Real leather, faux leather, or neither? Does it really make a difference?

A common concern among vegans, especially new vegans like myself, is what to do with old leather items (especially shoes and boots) that we purchased before we went vegan.

One main thing to consider is that veganism is about opting out of suffering and violence "as far as possible and practicable." For many vegans, the ultimate goal of veganism is about reducing suffering to nonhuman animals.

So keeping that in mind, the real question is: what harms animals, and what minimizes that harm within reason?

Unfortunately, and like a lot of my blog posts that deal with efficacy of vegan advocacy and behavior, there isn't too much hard research to use to answer the above question. However, with some guessing as well as being generous when justified, it's possible to get a rough idea of the impact of wearing leather shoes, faux-leather shoes, and non-leather/non-faux leather shoes.

See note [1].

See note [1].

As we can see, real leather shoes harm animals the most, while faux leather shoes do some harm, but not as much as real leather. Non-leather/non-faux leather shoes seem like they would be the best option, given their ability to make non-leather and non-faux leather materials become more mainstream and fashionable.

However, it's not exactly as clear-cut as this, unfortunately. The next thing I did was attempt to do an economic lifecycle estimate for the different shoes.

See note [2].

See note [2].

As you can see, the cost over 10 years for the three different shoes are the same. As I note in the notes section, this is very unlikely. You would have to input the numbers based on which shoes you like to buy, how much they cost, and how long they are likely to last.

The final results are basically the same as the first chart:

See note [3].

See note [3].

However, just to show that this is not a simple matter, I'll show what happens when the vegan shoes are more expensive or don't hold up as long.

This last chart is where the faux leather shoes cost the same as the leather ones, but last five years instead of eight. In terms of animals harmed, the added cost of having to purchase new vegan shoes indirectly harms animals, assuming the money saved on shoe spending would be redirected to an efficient animal charity [3].

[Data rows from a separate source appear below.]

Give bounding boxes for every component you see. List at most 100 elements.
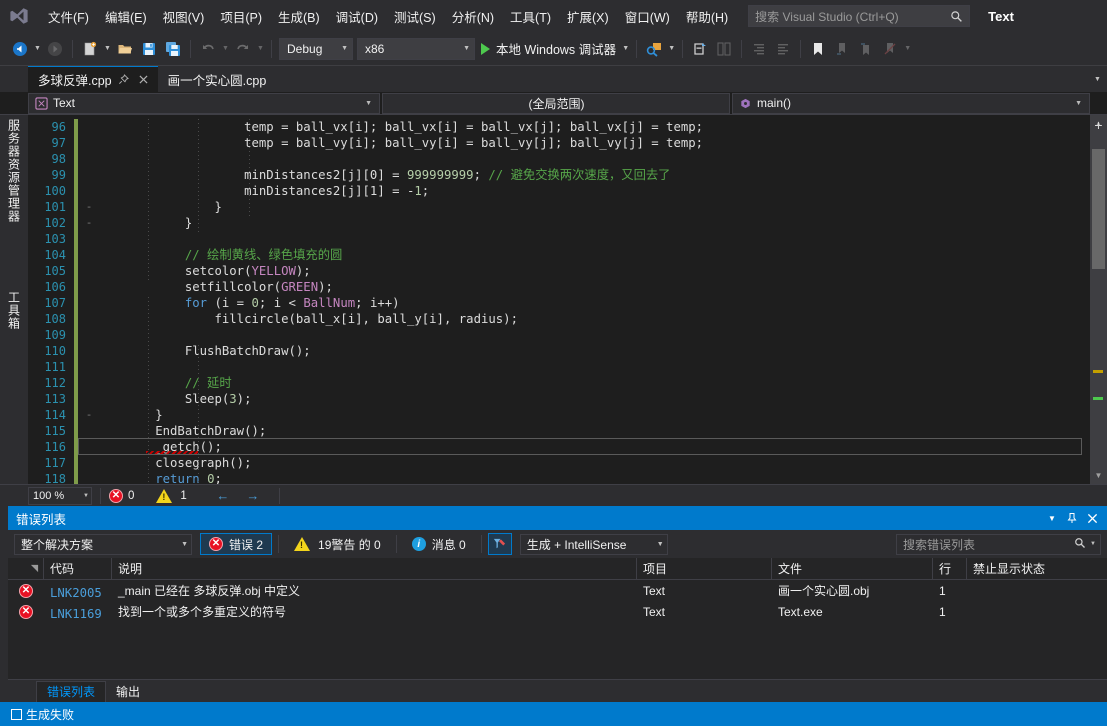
tab-duoqiufantan-cpp[interactable]: 多球反弹.cpp (28, 66, 158, 92)
zoom-level-combo[interactable]: 100 % ▼ (28, 486, 92, 505)
code-line[interactable]: 104 // 绘制黄线、绿色填充的圆 (28, 247, 1090, 263)
editor-warning-count[interactable]: 1 (156, 488, 187, 503)
attach-process-dropdown-icon[interactable]: ▼ (666, 38, 677, 60)
code-line[interactable]: 118 return 0; (28, 471, 1090, 484)
menu-project[interactable]: 项目(P) (212, 3, 270, 30)
start-debugging-dropdown-icon[interactable]: ▼ (620, 38, 631, 60)
menu-extensions[interactable]: 扩展(X) (559, 3, 617, 30)
menu-analyze[interactable]: 分析(N) (444, 3, 502, 30)
bookmark-icon[interactable] (807, 38, 829, 60)
code-surface[interactable]: 96 temp = ball_vx[i]; ball_vx[i] = ball_… (28, 115, 1090, 484)
editor-vertical-scrollbar[interactable]: ▲ ▼ (1090, 115, 1107, 484)
code-line[interactable]: 113 Sleep(3); (28, 391, 1090, 407)
previous-issue-icon[interactable]: ← (213, 487, 233, 505)
column-header-suppression[interactable]: 禁止显示状态 (967, 558, 1107, 580)
code-line[interactable]: 109 (28, 327, 1090, 343)
code-line[interactable]: 111 (28, 359, 1090, 375)
column-header-line[interactable]: 行 (933, 557, 967, 580)
code-line[interactable]: 115 EndBatchDraw(); (28, 423, 1090, 439)
code-line[interactable]: 106 setfillcolor(GREEN); (28, 279, 1090, 295)
code-line[interactable]: 103 (28, 231, 1090, 247)
panel-tab-error-list[interactable]: 错误列表 (36, 680, 107, 702)
error-file: Text.exe (778, 604, 823, 619)
column-header-project[interactable]: 项目 (637, 557, 772, 580)
close-icon[interactable] (1083, 509, 1101, 527)
build-filter-icon[interactable] (487, 533, 512, 555)
new-project-dropdown-icon[interactable]: ▼ (102, 38, 113, 60)
code-line[interactable]: 100 minDistances2[j][1] = -1; (28, 183, 1090, 199)
open-file-icon[interactable] (114, 38, 136, 60)
column-select-all[interactable] (8, 557, 44, 580)
menu-build[interactable]: 生成(B) (270, 3, 328, 30)
pin-icon[interactable] (1063, 509, 1081, 527)
warnings-filter-toggle[interactable]: 19警告 的 0 (285, 533, 390, 555)
tab-huayigeshixinyuan-cpp[interactable]: 画一个实心圆.cpp (157, 66, 273, 92)
code-line[interactable]: 110 FlushBatchDraw(); (28, 343, 1090, 359)
global-search-box[interactable]: 搜索 Visual Studio (Ctrl+Q) (748, 5, 971, 27)
code-line[interactable]: 96 temp = ball_vx[i]; ball_vx[i] = ball_… (28, 119, 1090, 135)
editor-error-count[interactable]: ✕ 0 (109, 488, 134, 503)
code-line[interactable]: 98 (28, 151, 1090, 167)
pin-icon[interactable] (116, 72, 132, 88)
column-header-file[interactable]: 文件 (772, 557, 933, 580)
menu-view[interactable]: 视图(V) (155, 3, 213, 30)
code-line[interactable]: 107 for (i = 0; i < BallNum; i++) (28, 295, 1090, 311)
menu-file[interactable]: 文件(F) (40, 3, 97, 30)
code-line[interactable]: 112 // 延时 (28, 375, 1090, 391)
type-scope-combo[interactable]: (全局范围) (382, 92, 730, 114)
menu-edit[interactable]: 编辑(E) (97, 3, 155, 30)
error-grid-body[interactable]: ✕ LNK2005 _main 已经在 多球反弹.obj 中定义 Text 画一个实心圆… (8, 580, 1107, 679)
build-intellisense-combo[interactable]: 生成 + IntelliSense ▼ (519, 533, 668, 555)
back-dropdown-icon[interactable]: ▼ (32, 38, 43, 60)
code-lines[interactable]: 96 temp = ball_vx[i]; ball_vx[i] = ball_… (28, 115, 1090, 484)
outlining-marker[interactable]: - (82, 407, 96, 423)
navigate-back-icon[interactable] (9, 38, 31, 60)
code-line[interactable]: 99 minDistances2[j][0] = 999999999; // 避… (28, 167, 1090, 183)
member-scope-combo[interactable]: main() ▼ (732, 92, 1090, 114)
new-window-icon[interactable] (689, 38, 711, 60)
project-scope-combo[interactable]: Text ▼ (28, 92, 380, 114)
code-line[interactable]: 108 fillcircle(ball_x[i], ball_y[i], rad… (28, 311, 1090, 327)
menu-tools[interactable]: 工具(T) (502, 3, 559, 30)
menu-window[interactable]: 窗口(W) (617, 3, 678, 30)
messages-filter-toggle[interactable]: i 消息 0 (403, 533, 475, 555)
chevron-down-icon[interactable]: ▼ (1090, 541, 1096, 547)
new-project-icon[interactable] (79, 38, 101, 60)
code-line[interactable]: 101 - } (28, 199, 1090, 215)
scroll-down-icon[interactable]: ▼ (1090, 467, 1107, 484)
menu-help[interactable]: 帮助(H) (678, 3, 736, 30)
code-line[interactable]: 114 - } (28, 407, 1090, 423)
toolbox-tab[interactable]: 工具箱 (6, 291, 23, 330)
start-debugging-button[interactable]: 本地 Windows 调试器 (477, 38, 620, 60)
split-view-icon[interactable]: + (1092, 118, 1105, 132)
tab-overflow-icon[interactable]: ▼ (1092, 68, 1103, 90)
code-line[interactable]: 117 closegraph(); (28, 455, 1090, 471)
outlining-marker[interactable]: - (82, 199, 96, 215)
chevron-down-icon[interactable]: ▼ (1043, 509, 1061, 527)
attach-process-icon[interactable] (643, 38, 665, 60)
code-line[interactable]: 97 temp = ball_vy[i]; ball_vy[i] = ball_… (28, 135, 1090, 151)
code-line[interactable]: 105 setcolor(YELLOW); (28, 263, 1090, 279)
solution-platform-combo[interactable]: x86 ▼ (357, 37, 475, 60)
table-row[interactable]: ✕ LNK2005 _main 已经在 多球反弹.obj 中定义 Text 画一个实心圆… (8, 580, 1107, 601)
column-header-description[interactable]: 说明 (112, 557, 637, 580)
column-header-code[interactable]: 代码 (44, 557, 112, 580)
scrollbar-thumb[interactable] (1092, 149, 1105, 269)
save-all-icon[interactable] (162, 38, 184, 60)
outlining-marker[interactable]: - (82, 215, 96, 231)
error-scope-combo[interactable]: 整个解决方案 ▼ (14, 533, 192, 555)
errors-filter-toggle[interactable]: ✕ 错误 2 (200, 533, 273, 555)
error-search-input[interactable]: 搜索错误列表 ▼ (896, 533, 1101, 555)
next-issue-icon[interactable]: → (243, 487, 263, 505)
close-icon[interactable] (136, 72, 152, 88)
menu-debug[interactable]: 调试(D) (328, 3, 386, 30)
error-list-title-bar: 错误列表 ▼ (8, 506, 1107, 530)
server-explorer-tab[interactable]: 服务器资源管理器 (6, 119, 23, 223)
table-row[interactable]: ✕ LNK1169 找到一个或多个多重定义的符号 Text Text.exe 1 (8, 601, 1107, 622)
solution-configuration-combo[interactable]: Debug ▼ (279, 37, 353, 60)
panel-tab-output[interactable]: 输出 (106, 681, 150, 702)
toolbar-overflow-icon[interactable]: ▼ (902, 38, 913, 60)
menu-test[interactable]: 测试(S) (386, 3, 444, 30)
save-icon[interactable] (138, 38, 160, 60)
code-line[interactable]: 102 - } (28, 215, 1090, 231)
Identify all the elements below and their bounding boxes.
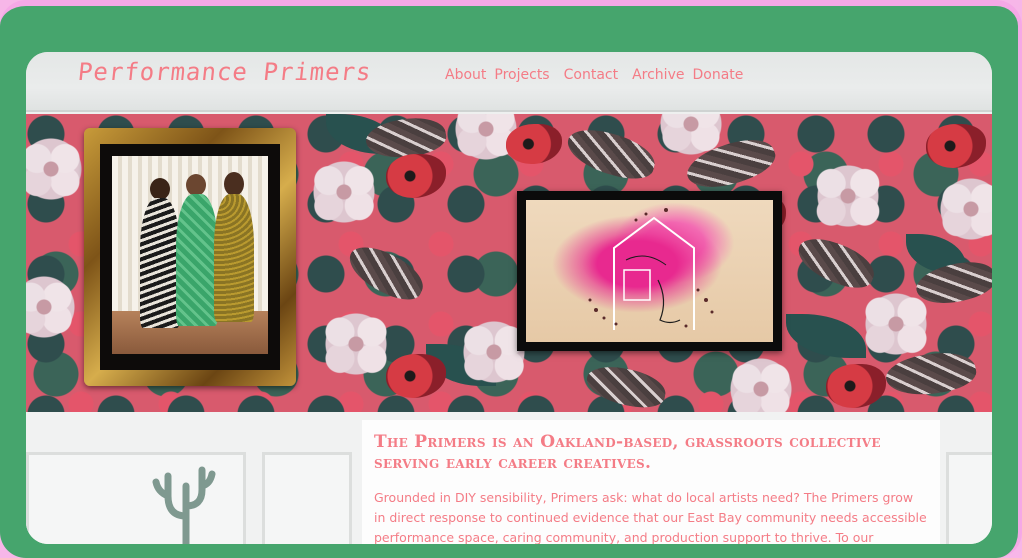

Still, the non-leather, non-faux leather shoes come out ahead, thanks to their lower price and despite their shorter lifespan. However, I would again be skeptical about the direct and indirect impact numbers, which are quite assumptive-based and aren't based on any type of empirical evidence.

Hopefully this post can help ground the discussion surrounding leather shoes and other leather items by offering some workable numbers and examining the issues that are at play.

See the notes sections below for important considerations about how I arrived at some of these numbers.

Notes:

[1a]: I estimated that a pair of leather shoes harms one animal, though it's likely a lot less than that. Another estimate is that over the course of 10 years, someone wearing a pair of leather shoes will influence 20 people to also buy leather shoes, harming another 20 animals. Again, this is likely an inflated impact, with a more realistic number probably being closer to five or so.

[1b]: For faux leather shoes, we can probably assume the same indirect harm as the leather ones. However, I took into account the impact of telling people they are vegan shoes, which would reduce the likelihood that they buy real leather shoes in the future. Like with the leather shoes, this impact is probably also much larger than what would be realistic.

[1c:] For the non-leather, non-faux leather shoes, I assumed that they would have a negative impact as they would not only not encourage others to buy leather shoes, but might also help shape fashion norms away from real leather or faux leather shoes, which would help animals the most. 

[2]: This section is really the key set of variables. I eventually ended up with numbers that made the cost of all three shoes to be equal, but this is clearly not very likely.

[3]: The ACE conversion is the number of animals spared if the cheapest option is selected and the savings are donated to one of Animal Charity Evaluators top charities. (A $1 donation is estimated to spare 14 animals from life in industrial agriculture).